Caxton Asset Management is referred to as 'the company':
It is essential that you read and understand these Terms & Conditions prior to applying for our services. Your use of our services will confirm your acceptance of these Terms & Conditions. The Terms & Conditions for the share dealing account are set out further on. These Terms & Conditions will be governed by and construed in accordance with European law.
DOCUMENTATION. All investments will be registered in the client's name, unless otherwise agreed in writing. Contract notes in respect of investments will be forwarded to the client within three business days of the transaction.

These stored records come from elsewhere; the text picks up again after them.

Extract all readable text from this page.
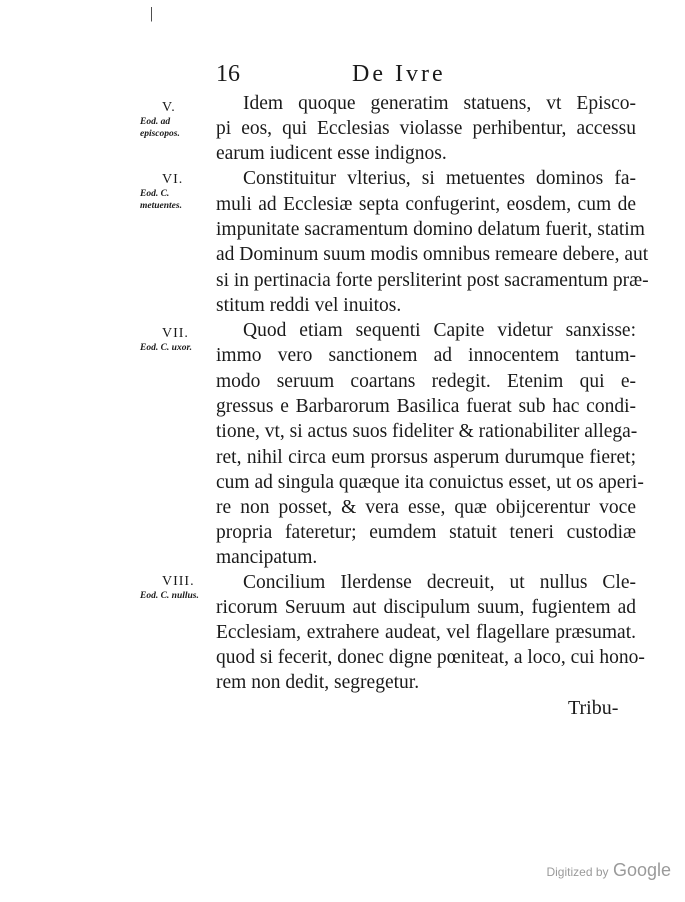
|
16	De Ivre
V.
Eod. ad episcopos.
VI.
Eod. C. metuentes.
VII.
Eod. C. uxor.
VIII.
Eod. C. nullus.
Idem quoque generatim statuens, vt Episco-
pi eos, qui Ecclesias violasse perhibentur, accessu
earum iudicent esse indignos.
Constituitur vlterius, si metuentes dominos fa-
muli ad Ecclesiæ septa confugerint, eosdem, cum de
impunitate sacramentum domino delatum fuerit, statim
ad Dominum suum modis omnibus remeare debere, aut
si in pertinacia forte persliterint post sacramentum præ-
stitum reddi vel inuitos.
Quod etiam sequenti Capite videtur sanxisse:
immo vero sanctionem ad innocentem tantum-
modo seruum coartans redegit. Etenim qui e-
gressus e Barbarorum Basilica fuerat sub hac condi-
tione, vt, si actus suos fideliter & rationabiliter allega-
ret, nihil circa eum prorsus asperum durumque fieret;
cum ad singula quæque ita conuictus esset, ut os aperi-
re non posset, & vera esse, quæ obijcerentur voce
propria fateretur; eumdem statuit teneri custodiæ
mancipatum.
Concilium Ilerdense decreuit, ut nullus Cle-
ricorum Seruum aut discipulum suum, fugientem ad
Ecclesiam, extrahere audeat, vel flagellare præsumat.
quod si fecerit, donec digne pœniteat, a loco, cui hono-
rem non dedit, segregetur.
Tribu-
Digitized by Google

The company will hold title documents at all times.
The company will hold title documents at all times in our safe facilities. Appropriate entries will be made in the register maintained in accordance with EU rules.
The company will not accept liability for default by a third party who is the nominal holder of clients registered investments, or has in their possession client cash, title documents, or certificates evidencing title to any investment.
Services will be provided on an execution only basis, unless the company has personally advised a client to deal as a result of an assessment of their personal circumstances. Once investments or arrangements are in place, the company shall not provide further advice unless requested to do so.
The company or its client may terminate authority to act for a client by providing notice of termination in writing. This shall be without prejudice to any transaction already in progress.
DUE CARE AND DILIGENCE. The company will exercise due care and diligence in conducting their business but will not be liable for any depreciation of investments arranged by them.
RIGHT TO AMEND. We reserve the right to amend these terms and will give you 30 days’ notice in advance before making material changes.
DATA PROTECTION. The company ensures that all data will be held in compliance with current and future legislation. You consent to us releasing information about you to regulated entities in order to obtain any quotations/arrange investments or insurance at your request.
The company will maintain records of data held on clients for a period of 6 years from the date of their last transaction.
For your security, and training purposes, telephone calls may be recorded. They may be used as evidence in the event of any dispute with the company.
DELAY IN PROCESSING. The company will not be held responsible for any delay beyond its control, or as a result of a failure by any party (including the client) to complete all the necessary steps to process a transaction.
ANTI-MONEY LAUNDERING. The company reserves the right to approach a third party in order to verify the identity of a client, or any other person providing funds on behalf of an investment made in the client's name.
Where further information is required, to verify identity, the company reserves the right to delay applications or withhold settlement until sufficient identification has been provided.
OUR ORDER HANDLING POLICY. When you ask us to buy or sell investments, we will abide by our strict handling policy. This sets out our approach to obtaining the best results for our clients. When we deal for you, we consider a range of factors including price, costs, the speed at which we will be able to complete your deal, the likelihood of being able to place the deal and settle it, the size of your deal, the nature of your order and other relevant considerations.
The most important factor is the price because we believe this is our clients' key consideration. Please bear in mind that if you give us specific instructions regarding the way in which you would like us to place your deal, we may not be able to obtain the best results for you.
We deal through the London Stock Exchange, PLUS Markets and several Retail Service Providers and Market Makers. We may occasionally need to place your deal outside a regulated market, for example if you wish to buy or sell overseas shares and by agreeing to these terms you give your consent and agreement to this.
GENERAL SETTLEMENT. The settlement date for all transactions is shown clearly on the contract note and cannot be changed once the deal has been completed. Standard settlement on the London Stock Exchange/Plus is 'T+1' (i.e. settlement is due 1 business day after the trade date) but we are able to extend the settlement period to a maximum 'T+5' (i.e. settlement is due 5 business days after the trade date).
We will not be held responsible for any delay in the settlement of a transaction resulting from circumstances beyond our control, or the failure of any party (including you) other than ourselves, to complete all necessary steps to enable settlement to take place on the settlement date.
When dealing on any settlement date greater than 'T+1', the price obtained for shares traded is likely to be worse than the price for 'T+1' settlement. Deals for extended settlement beyond a 'T+5' basis cannot generally be accommodated.
COMMISSION. The Company shall be entitled to deduct a commission of 3 per cent of the profit made on the trade once your position has been liquidated and your funds have been returned to you as shown in this agreement (If applicable).
PAYMENTS. All payments are sent directly to the clearing agent. Clearing agents may differ for each investment.
AMOUNT AND PAYMENT OF PURCHASE PRICE. The total consideration and method of payment thereof are fully set out in the Purchase Agreement attached hereto and made a part hereof.